Sur la liberté de la presse
Résister à cette guerre d’usure, pendant plus de 20 ans, à mains nues, avec la parole et la plume, ce n’est pas facile à porter. Et parfois, on finit par tomber dans la reconnaissance de l’imposture, dans la reconnaissance des mercenaires et des marionnettes comme étant des responsables dignes de ce nom. On finit par prendre les pyromanes pour des pompiers. Or, ceux que les pyromanes cherchent, c’est de pouvoir casser tous les ressorts de la résistance à la guerre d’usure qu’ils sont en train de mener.
La constitution est supposée garantir aux citoyens congolais leurs droits fondamentaux et leurs libertés fondamentales et leur liberté d’expression, fait partie des libertés fondamentales. Or dans ce pays, il n’existe aucune liberté respectée, surtout pas la liberté d’expression.
Peut-on avoir des lois dignes de ce nom dans un Etat failli? Non. Pour qu’il y ait des lois respectées, il faudrait d’abord qu’il y ait un Etat responsable. Or, le Congo n’a pas d’Etat responsable.
Sur les négociations entre le régime kabiliste et les partis d’opposition
Beaucoup de ces partis d’opposition n’ont pas reconnu les résultats des élections de 2011. Aller maintenant discuter avec celui qui a fraudé, c’est contredire l’engagement pris par certains partis. Pourquoi ces gens de l’opposition ne vont-ils pas dialoguer avec la population, qui est meurtrie, esclavagisée pour pouvoir continuer à la mobiliser afin qu’elle puisse bouter dehors ce régime de prédation?

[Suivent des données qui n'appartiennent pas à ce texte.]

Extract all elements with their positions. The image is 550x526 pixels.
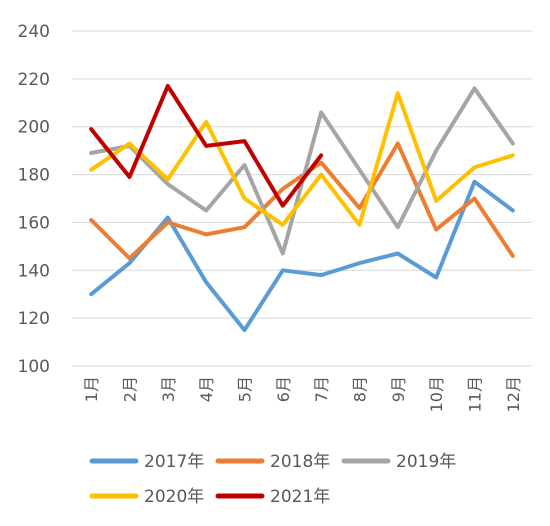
x-tick-label: 1月 bbox=[82, 376, 101, 402]
x-tick-label: 4月 bbox=[197, 376, 216, 402]
series-lines bbox=[89, 84, 515, 333]
x-tick-label: 3月 bbox=[159, 376, 178, 402]
legend-label: 2017年 bbox=[144, 452, 204, 472]
x-tick-label: 8月 bbox=[351, 376, 370, 402]
legend-label: 2020年 bbox=[144, 487, 204, 507]
y-tick-label: 160 bbox=[18, 213, 50, 233]
y-tick-label: 140 bbox=[18, 261, 50, 281]
x-tick-label: 6月 bbox=[274, 376, 293, 402]
x-tick-label: 5月 bbox=[236, 376, 255, 402]
x-tick-label: 12月 bbox=[504, 376, 523, 412]
series-line-3 bbox=[89, 91, 515, 227]
x-tick-label: 2月 bbox=[121, 376, 140, 402]
series-line-0 bbox=[89, 179, 515, 333]
y-tick-label: 220 bbox=[18, 70, 50, 90]
legend: 2017年 2018年 2019年 2020年 2021年 bbox=[89, 452, 456, 507]
y-tick-label: 180 bbox=[18, 166, 50, 186]
x-axis-tick-labels: 1月 2月 3月 4月 5月 6月 7月 8月 9月 10月 11月 12月 bbox=[82, 376, 523, 412]
y-tick-label: 240 bbox=[18, 22, 50, 42]
y-axis-tick-labels: 100 120 140 160 180 200 220 240 bbox=[18, 22, 50, 377]
legend-label: 2019年 bbox=[396, 452, 456, 472]
x-tick-label: 10月 bbox=[427, 376, 446, 412]
y-tick-label: 200 bbox=[18, 118, 50, 138]
x-tick-label: 7月 bbox=[312, 376, 331, 402]
x-tick-label: 9月 bbox=[389, 376, 408, 402]
y-tick-label: 100 bbox=[18, 357, 50, 377]
series-line-4 bbox=[89, 84, 324, 208]
x-tick-label: 11月 bbox=[466, 376, 485, 412]
y-tick-label: 120 bbox=[18, 309, 50, 329]
legend-label: 2018年 bbox=[270, 452, 330, 472]
legend-label: 2021年 bbox=[270, 487, 330, 507]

Quand on essaie de parcourir notre histoire, on constate qu’il y a des conciliabules, des dialogues à plusieurs reprises qui n’ont jamais donné à nos populations un Etat de droit, un Etat souverain, un Etat social.

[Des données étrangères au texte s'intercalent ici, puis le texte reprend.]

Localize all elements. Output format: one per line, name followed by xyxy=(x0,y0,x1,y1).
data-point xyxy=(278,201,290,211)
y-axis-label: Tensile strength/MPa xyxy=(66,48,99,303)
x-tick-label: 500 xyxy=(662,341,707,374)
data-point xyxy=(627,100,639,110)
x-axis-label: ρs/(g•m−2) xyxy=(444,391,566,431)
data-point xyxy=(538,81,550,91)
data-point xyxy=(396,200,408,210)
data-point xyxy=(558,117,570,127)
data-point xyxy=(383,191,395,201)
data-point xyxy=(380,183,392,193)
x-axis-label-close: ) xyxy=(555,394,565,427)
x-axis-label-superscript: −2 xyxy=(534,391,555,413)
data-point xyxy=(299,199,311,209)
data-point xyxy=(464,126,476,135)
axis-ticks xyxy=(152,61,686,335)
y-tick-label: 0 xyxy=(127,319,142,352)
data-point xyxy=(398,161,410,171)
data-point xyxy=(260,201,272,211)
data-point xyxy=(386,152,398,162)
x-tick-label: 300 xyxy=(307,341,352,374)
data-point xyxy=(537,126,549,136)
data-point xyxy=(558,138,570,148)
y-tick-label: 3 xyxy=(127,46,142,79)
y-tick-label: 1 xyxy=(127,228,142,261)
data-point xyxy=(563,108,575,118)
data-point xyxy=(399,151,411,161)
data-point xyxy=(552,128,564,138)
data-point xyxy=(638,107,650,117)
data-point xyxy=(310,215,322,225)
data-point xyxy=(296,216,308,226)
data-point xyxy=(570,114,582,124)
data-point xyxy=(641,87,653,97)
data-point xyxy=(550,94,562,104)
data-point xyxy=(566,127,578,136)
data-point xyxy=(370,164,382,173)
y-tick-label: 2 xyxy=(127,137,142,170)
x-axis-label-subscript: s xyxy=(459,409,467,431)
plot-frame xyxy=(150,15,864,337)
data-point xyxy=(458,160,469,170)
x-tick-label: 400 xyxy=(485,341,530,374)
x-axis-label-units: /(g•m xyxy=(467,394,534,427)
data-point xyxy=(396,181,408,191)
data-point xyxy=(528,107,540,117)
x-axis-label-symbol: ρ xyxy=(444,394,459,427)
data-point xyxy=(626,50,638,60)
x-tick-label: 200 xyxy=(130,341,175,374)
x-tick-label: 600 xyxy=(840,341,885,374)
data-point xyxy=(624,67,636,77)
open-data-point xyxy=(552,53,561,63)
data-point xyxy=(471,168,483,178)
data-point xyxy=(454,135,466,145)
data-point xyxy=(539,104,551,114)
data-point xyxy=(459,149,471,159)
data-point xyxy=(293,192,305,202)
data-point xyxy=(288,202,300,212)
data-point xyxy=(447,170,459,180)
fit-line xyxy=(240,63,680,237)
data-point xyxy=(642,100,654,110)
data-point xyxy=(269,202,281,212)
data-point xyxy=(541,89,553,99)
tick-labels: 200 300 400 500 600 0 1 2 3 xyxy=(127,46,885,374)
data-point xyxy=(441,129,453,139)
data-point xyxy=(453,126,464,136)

Si un dialogue signifie, enterrer toutes haches de guerre, donner priorité aux intérêts des congolais, éviter de mettre le feu aux poudres, pour que ce pays aille de l’avant, ça peut être compréhensible. Mais toutes les fois où ils sont allés à Sun City, à ceci, à cela, on noud donnait l’impression qu’il y avait dialogue, mais les armes ne se taisaient pas. Ceux qui appellent de tous leurs vœux le dialogue ont intérêt à reconduire la commission Justice, Vérité et Réconciliation. Que la vérité soit faite sur notre histoire. Tant que cette vérité ne sera pas faite et partagée avec notre population, tant que la question de la terre ne sera pas résolue, tous ces dialogues ne serviront à rien.